The commonest feature of the local productions, like that of the Indian ones, was that a good number of the plays were either written originally by Tagore or based on his poems, letters or fiction. The most fascinating of these was Theatre's Muktodhara, a play in which Tagore repudiates aggressive nationalism and technological advancement that lead to warfare. In Theatre's rendition, the play takes on a contemporary look and the theme of peace and love against war and hatred becomes all the more relevant. Then comes the experimental play Banglar Mati Banglar Jol by Palakar which efficiently dramatises Tagore's six-year-long stay in the eastern part of the erstwhile Bengal i.e. Shilaidaha, Shahjadpur and Potishor. Written by Syed Shamsul Haq, the play is based on a set of letters written to his niece Indira Devi, that were compiled in a book titled Chhinnapatra. The play Magaz Samachar by Theatre Art Unit is another adaptation of a Tagore's poem titled Juta Aubiskar. The Rajshahi-based troupe Anushilon performed the acclaimed Tagore play Rother Roshi.

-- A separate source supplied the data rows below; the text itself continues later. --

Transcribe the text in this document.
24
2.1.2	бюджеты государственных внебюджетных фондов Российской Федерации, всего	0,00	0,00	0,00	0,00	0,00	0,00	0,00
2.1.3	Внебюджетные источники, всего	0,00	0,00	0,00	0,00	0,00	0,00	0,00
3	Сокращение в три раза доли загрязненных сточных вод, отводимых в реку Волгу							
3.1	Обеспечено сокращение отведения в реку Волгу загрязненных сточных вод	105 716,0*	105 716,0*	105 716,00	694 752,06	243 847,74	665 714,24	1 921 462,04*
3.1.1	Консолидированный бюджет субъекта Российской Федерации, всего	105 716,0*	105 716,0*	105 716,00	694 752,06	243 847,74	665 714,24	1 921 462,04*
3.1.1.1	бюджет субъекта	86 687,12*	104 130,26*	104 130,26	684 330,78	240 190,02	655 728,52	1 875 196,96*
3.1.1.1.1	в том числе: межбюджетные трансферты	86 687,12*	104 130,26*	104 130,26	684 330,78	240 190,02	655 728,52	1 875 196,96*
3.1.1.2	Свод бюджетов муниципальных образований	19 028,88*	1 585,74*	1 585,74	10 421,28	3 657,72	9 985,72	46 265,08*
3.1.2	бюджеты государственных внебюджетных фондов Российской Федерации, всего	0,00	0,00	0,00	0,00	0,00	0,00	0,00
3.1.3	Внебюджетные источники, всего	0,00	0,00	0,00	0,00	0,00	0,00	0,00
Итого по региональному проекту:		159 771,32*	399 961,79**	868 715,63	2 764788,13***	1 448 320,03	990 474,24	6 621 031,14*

A scene from Singaporean Buds Theatre Company's 'Shades'. Photo: Mumit M

Even the foreign troupes spoke highly of the local productions. Yet, one fundamental question remains: how much of the foreign plays was comprehended by the local activists and vice versa? One could only sidestep this aspect at the peril of undermining the main objective which was to strengthen and establish theatrical ties amongst the countries. If we fail to communicate through our plays, then it is unlikely that we will ever make meaningful exchanges. That 'Shades' and '8 Times 8' were performed in English is a very positive sign since a lingua franca appears to be the only alternative that can bridge the linguistic gap. Likewise, in order for the foreign troupes to communicate with our plays, local troupes should either go for sub-titling facilities or consider performing in English.

“Verbal and physical languages are mingled in theatre. While the verbal languages are culture-specific, the physical languages are universal. So I agree that verbal language acts as a barrier and a lingua franca can partly bridge that gap. But a play represents a culture and every culture has its own making of rituals and language. When we translate it, those distinct rituals and linguistic traits lose lustre. Yet, we are thinking of making use of sub-titling devices in future to get over with the communication problems,” says Rahman.